C:\Users\pjalla\AppData\Local\Programs\Python\Python35-32\Lib\site-packages\requests\__init__.py,C:\Users\pjalla\AppData\Local\Programs\Python\Python35-32\Lib\json\__init__.py,C:\Users\pjalla\AppData\Local\Programs\Python\Python35-32\Lib\site-packages\requests_oauthlib\oauth1_auth.py,C:\Users\pjalla\AppData\Local\Programs\Python\Python35-32\Lib\site-packages\requests_oauthlib\oauth1_session.py

1 ACCEPTED SOLUTION

Accepted Solutions

Re: How to add additional libraries in ExecuteScript Processor for Python

When using the Jython script engine in ExecuteScript, the Module Directory property works somewhat like the standard Python module system. I believe you'll want to have the location(s) specified as the directories containing the scripts, not the scripts themselves. Each entry in Module Directory is added to the script engine via a "sys.path.append()" call, so if you can get the modules to load for a regular python script (using sys.path.append() with full path names), then you can use that same list for Module Directory. I'd try:

C:\Users\pjalla\AppData\Local\Programs\Python\Python35-32\Lib\site-packages\requests,C:\Users\pjalla\AppData\Local\Programs\Python\Python35-32\Lib\json,C:\Users\pjalla\AppData\Local\Programs\Python\Python35-32\Lib\site-packages\requests_oauthlib

or whichever variations to avoid the drive letter, backslashes, etc.

In this unit test you can see the Module Directory set to a test resources folder, the test uses "from callbacks import ReadFirstLine", and there are .py files in the "callbacks" folder under the test resources folder specified as Module Directory. Hopefully you can use a similar approach to have the script engine find the folders/locations and import the corresponding code.

5 REPLIES 5

Re: How to add additional libraries in ExecuteScript Processor for Python

When using the Jython script engine in ExecuteScript, the Module Directory property works somewhat like the standard Python module system. I believe you'll want to have the location(s) specified as the directories containing the scripts, not the scripts themselves. Each entry in Module Directory is added to the script engine via a "sys.path.append()" call, so if you can get the modules to load for a regular python script (using sys.path.append() with full path names), then you can use that same list for Module Directory. I'd try:

C:\Users\pjalla\AppData\Local\Programs\Python\Python35-32\Lib\site-packages\requests,C:\Users\pjalla\AppData\Local\Programs\Python\Python35-32\Lib\json,C:\Users\pjalla\AppData\Local\Programs\Python\Python35-32\Lib\site-packages\requests_oauthlib

or whichever variations to avoid the drive letter, backslashes, etc.

In this unit test you can see the Module Directory set to a test resources folder, the test uses "from callbacks import ReadFirstLine", and there are .py files in the "callbacks" folder under the test resources folder specified as Module Directory. Hopefully you can use a similar approach to have the script engine find the folders/locations and import the corresponding code.

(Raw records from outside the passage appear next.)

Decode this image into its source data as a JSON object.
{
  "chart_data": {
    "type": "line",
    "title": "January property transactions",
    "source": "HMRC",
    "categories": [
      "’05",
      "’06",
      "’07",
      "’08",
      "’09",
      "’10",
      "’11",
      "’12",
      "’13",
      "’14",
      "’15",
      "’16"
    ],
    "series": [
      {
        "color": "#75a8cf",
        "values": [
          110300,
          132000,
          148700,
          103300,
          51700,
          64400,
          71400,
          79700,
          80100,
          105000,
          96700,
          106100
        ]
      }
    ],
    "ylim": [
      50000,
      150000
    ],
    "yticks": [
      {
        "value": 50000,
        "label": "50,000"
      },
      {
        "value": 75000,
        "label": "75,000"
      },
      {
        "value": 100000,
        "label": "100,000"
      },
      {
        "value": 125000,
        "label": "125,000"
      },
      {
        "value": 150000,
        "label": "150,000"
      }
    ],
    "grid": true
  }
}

Re: How to add additional libraries in ExecuteScript Processor for Python

New Contributor

Thanks for reply Matt , I carefully read your reply , I only find python execute engine but not jython processor in both ExectuteScript and InvokeScriptedProcessor.

Re: How to add additional libraries in ExecuteScript Processor for Python

ExecuteScript uses the name provided by the script engine to display to the user. The Jython script engine chose "python" as the language name, so that is the correct choice. One major difference is that with Jython you can only include pure Python (.py) modules, not natively-compiled modules like numpy/scipy.

Re: How to add additional libraries in ExecuteScript Processor for Python

New Contributor

@Matt Burgess

Is there a way of either adding non-pure Python modules or otherwise force the script to run under a predefined environment (e.g. a local anaconda environment)?

Re: How to add additional libraries in ExecuteScript Processor for Python

No, you'd have to use ExecuteStreamCommand or ExecuteProcess for things like Anaconda environments, non-pure (CPython) modules, etc.